Beberapa menit berlalu, dan Pak Harold tak kunjung datang. Tapi mereka tetap sabar dan menunggu, sambil mabar atau bikin video tiq toq.
Dan saat yang mereka nantikan pun tiba, sodara-sodara!
Greekk-- PLUK!!!
Misi berhasil. Tapi, tidak ada satupun dari mereka yang berani tertawa.
'Duh, malah Bu Myniad yang masuk,' batin Chico.
'Wah, salah sudah,' timpal Joe dalam hati. Entah kenapa bisa, tapi mereka mungkin telepati.

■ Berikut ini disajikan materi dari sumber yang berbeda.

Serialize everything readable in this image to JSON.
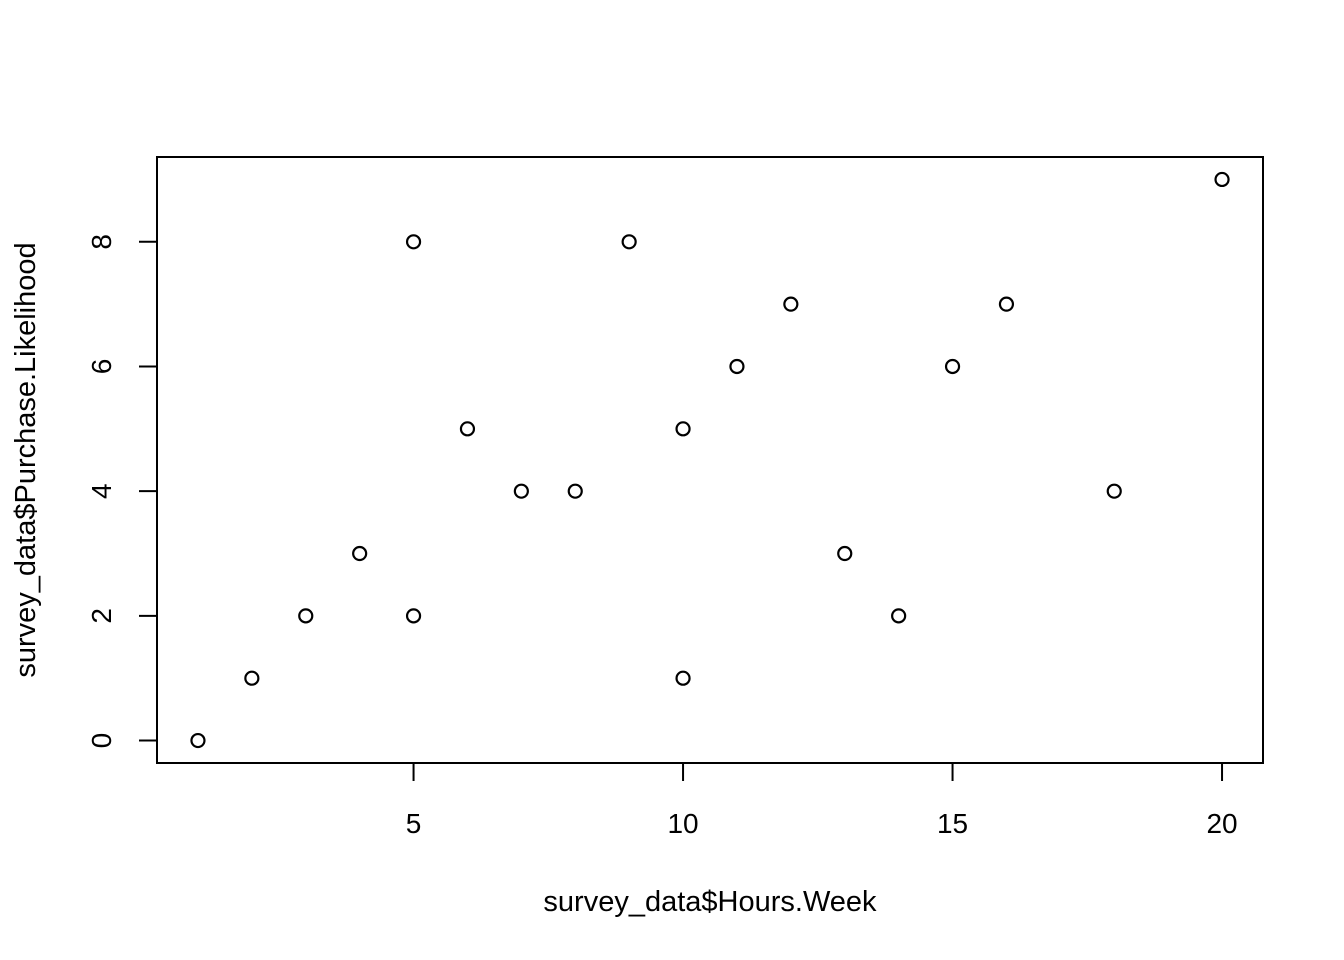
{
  "chart_data": {
    "type": "scatter",
    "title": "",
    "xlabel": "survey_data$Hours.Week",
    "ylabel": "survey_data$Purchase.Likelihood",
    "xlim": [
      0.24,
      20.76
    ],
    "ylim": [
      -0.36,
      9.36
    ],
    "xticks": [
      5,
      10,
      15,
      20
    ],
    "yticks": [
      0,
      2,
      4,
      6,
      8
    ],
    "grid": false,
    "legend": "none",
    "marker": "open-circle",
    "colors": {
      "point": "#000000",
      "axis": "#000000",
      "background": "#ffffff"
    },
    "points": [
      {
        "x": 1,
        "y": 0
      },
      {
        "x": 2,
        "y": 1
      },
      {
        "x": 3,
        "y": 2
      },
      {
        "x": 4,
        "y": 3
      },
      {
        "x": 5,
        "y": 8
      },
      {
        "x": 5,
        "y": 2
      },
      {
        "x": 6,
        "y": 5
      },
      {
        "x": 7,
        "y": 4
      },
      {
        "x": 8,
        "y": 4
      },
      {
        "x": 9,
        "y": 8
      },
      {
        "x": 10,
        "y": 5
      },
      {
        "x": 10,
        "y": 1
      },
      {
        "x": 11,
        "y": 6
      },
      {
        "x": 12,
        "y": 7
      },
      {
        "x": 13,
        "y": 3
      },
      {
        "x": 14,
        "y": 2
      },
      {
        "x": 15,
        "y": 6
      },
      {
        "x": 16,
        "y": 7
      },
      {
        "x": 18,
        "y": 4
      },
      {
        "x": 20,
        "y": 9
      }
    ]
  }
}
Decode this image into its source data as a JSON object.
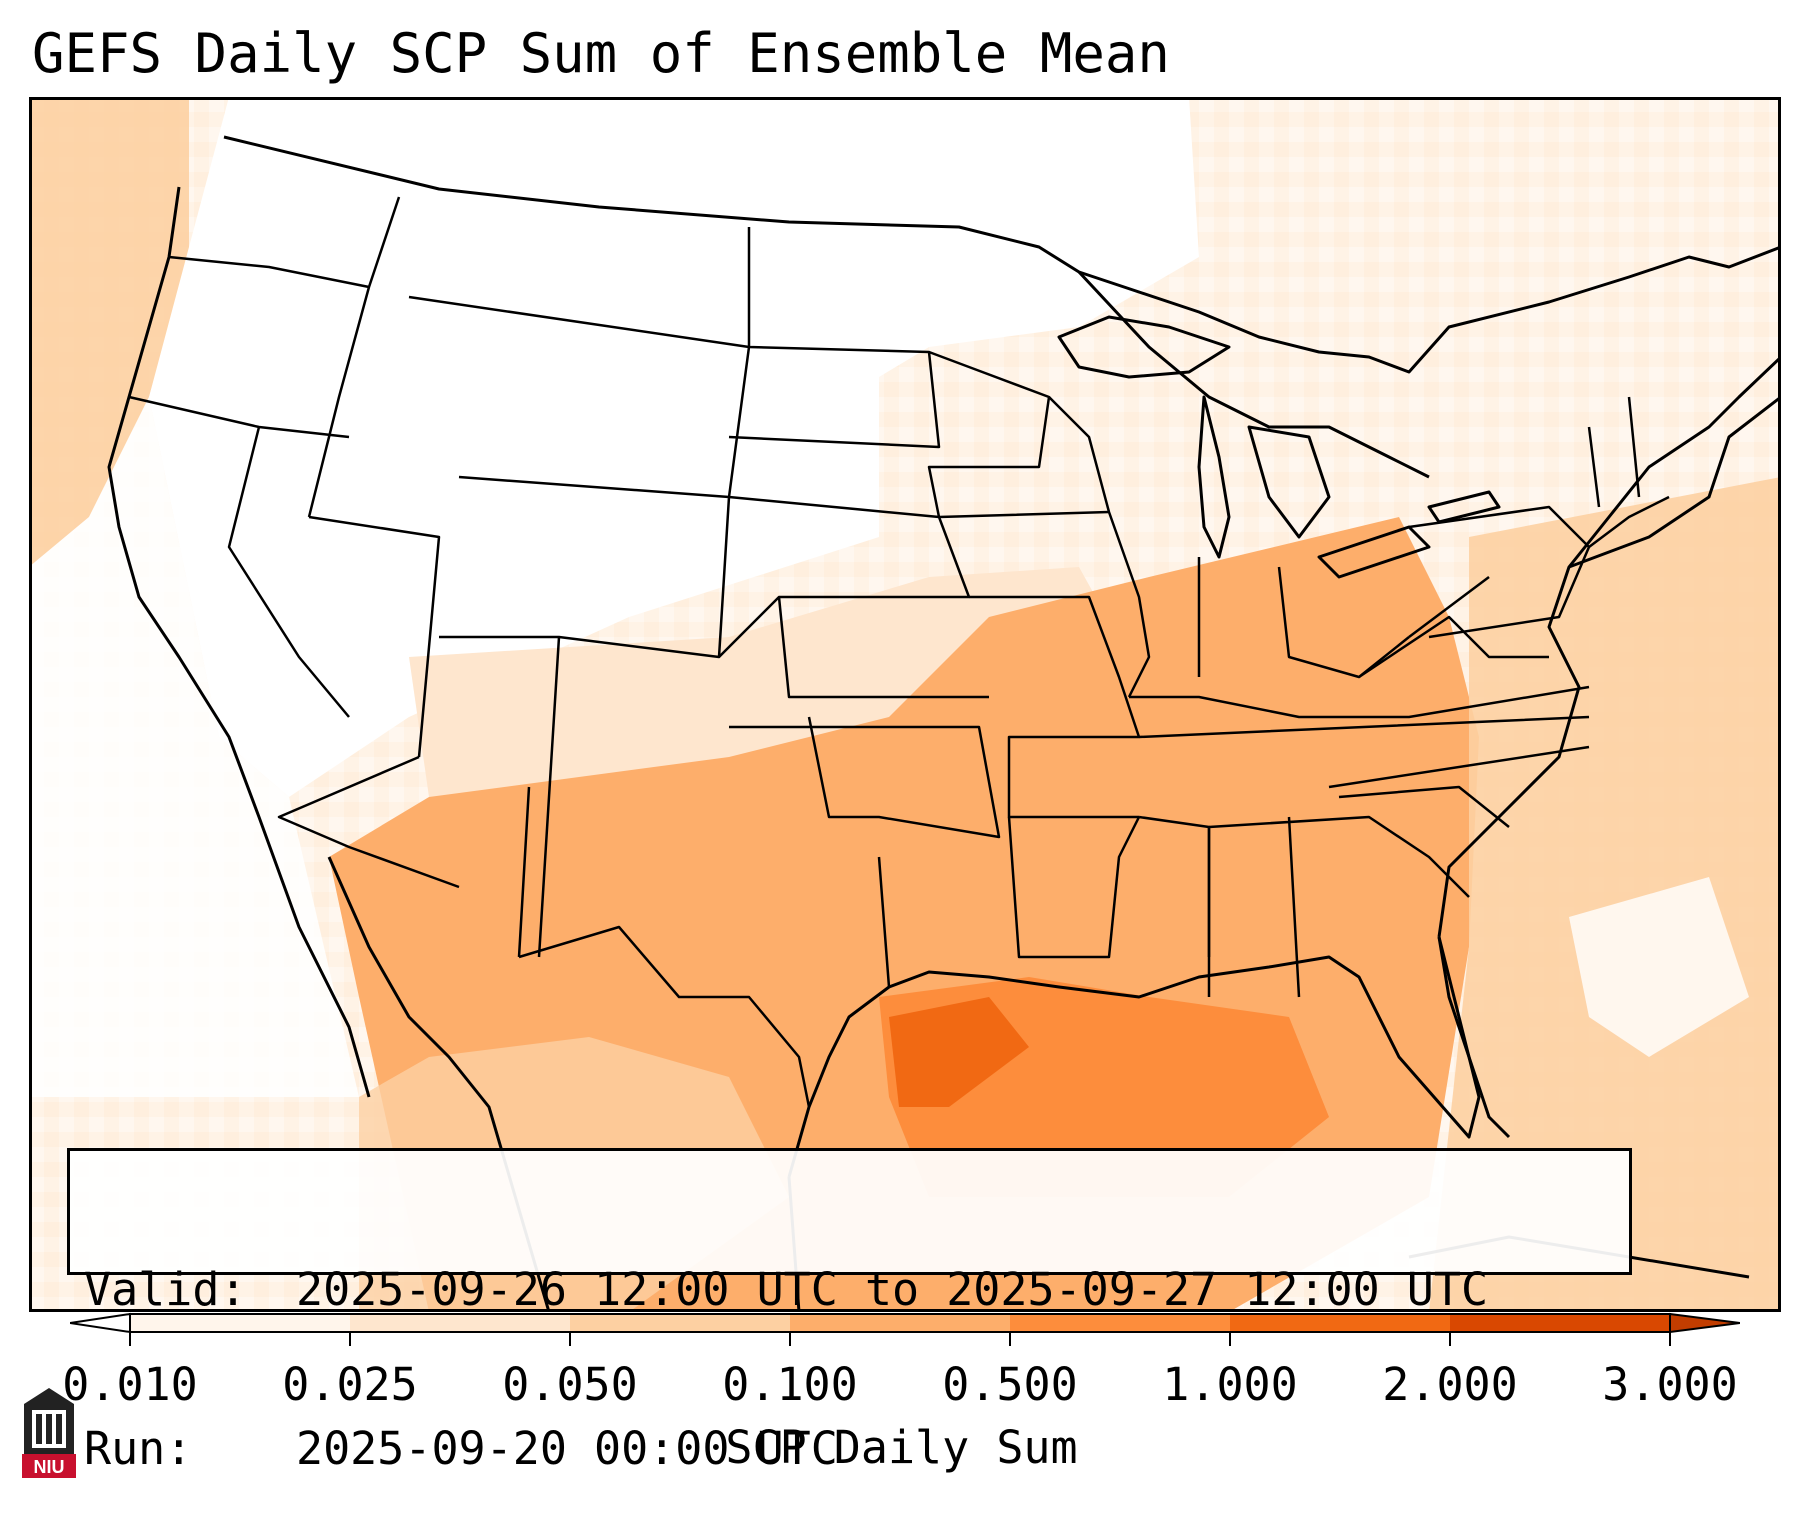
{
  "title": "GEFS Daily SCP Sum of Ensemble Mean",
  "info": {
    "valid_label": "Valid:",
    "valid_value": "2025-09-26 12:00 UTC to 2025-09-27 12:00 UTC",
    "run_label": "Run:",
    "run_value": "2025-09-20 00:00 UTC"
  },
  "colorbar": {
    "label": "SCP Daily Sum",
    "ticks": [
      "0.010",
      "0.025",
      "0.050",
      "0.100",
      "0.500",
      "1.000",
      "2.000",
      "3.000"
    ],
    "colors": [
      "#fff5eb",
      "#fee6ce",
      "#fdd0a2",
      "#fdae6b",
      "#fd8d3c",
      "#f16913",
      "#d94801"
    ],
    "extend": "both"
  },
  "map": {
    "projection": "lambert-conformal",
    "region": "CONUS",
    "outline_color": "#000000"
  },
  "logo": {
    "name": "niu-logo",
    "text": "NIU",
    "color": "#c8102e"
  }
}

'Lu, sih, banyak tingkah,' timpal Johan juga.
'Udahlah, ya. Gua ga ikutan,' batin Dianne pura-pura nggak tahu.
'WOI, LU GA BISA GITU DONG!!!' jerit Joe dalam hati membalas telepati teman-temannya.
Rongho Myniad, guru BK kelas 7 tahun itu, kini di atas kepalanya telah terbaring indah sebuah penghapus papan tulis. Efek percikan debu kapur itu memberikan kesan ombre pada rambutnya, tapi keterusan sampe muka dan bajunya juga :v
"Siapa yang bikin kreatipitas kayak gini?" tanya Bu Myniad dengan senyum sumringah. Joe si goblok langsung aja percaya sama senyuman kek gitu. Dianya ikutan senyum juga, dong.
"Saya bu!" Dan dia mengangkat tangan dengan semangat. "Tapi, saya nggak nyampe. Jadi, dibantuin juga sama Dianne."
'SI GOBLOK MALAH DIKASIH TAU SEMUANYA!!!!' batin sekelasan, geram dan heran.
Dianne yang mendengar namanya masuk dalam cerita Joe hanya pasrah. 'Gua lupa klo si Joe gobloknya ga ketulungan.' Dan sekarang ia menyesal telah menyia-nyiakan tenaganya untuk HuBar (Hukum Bareng).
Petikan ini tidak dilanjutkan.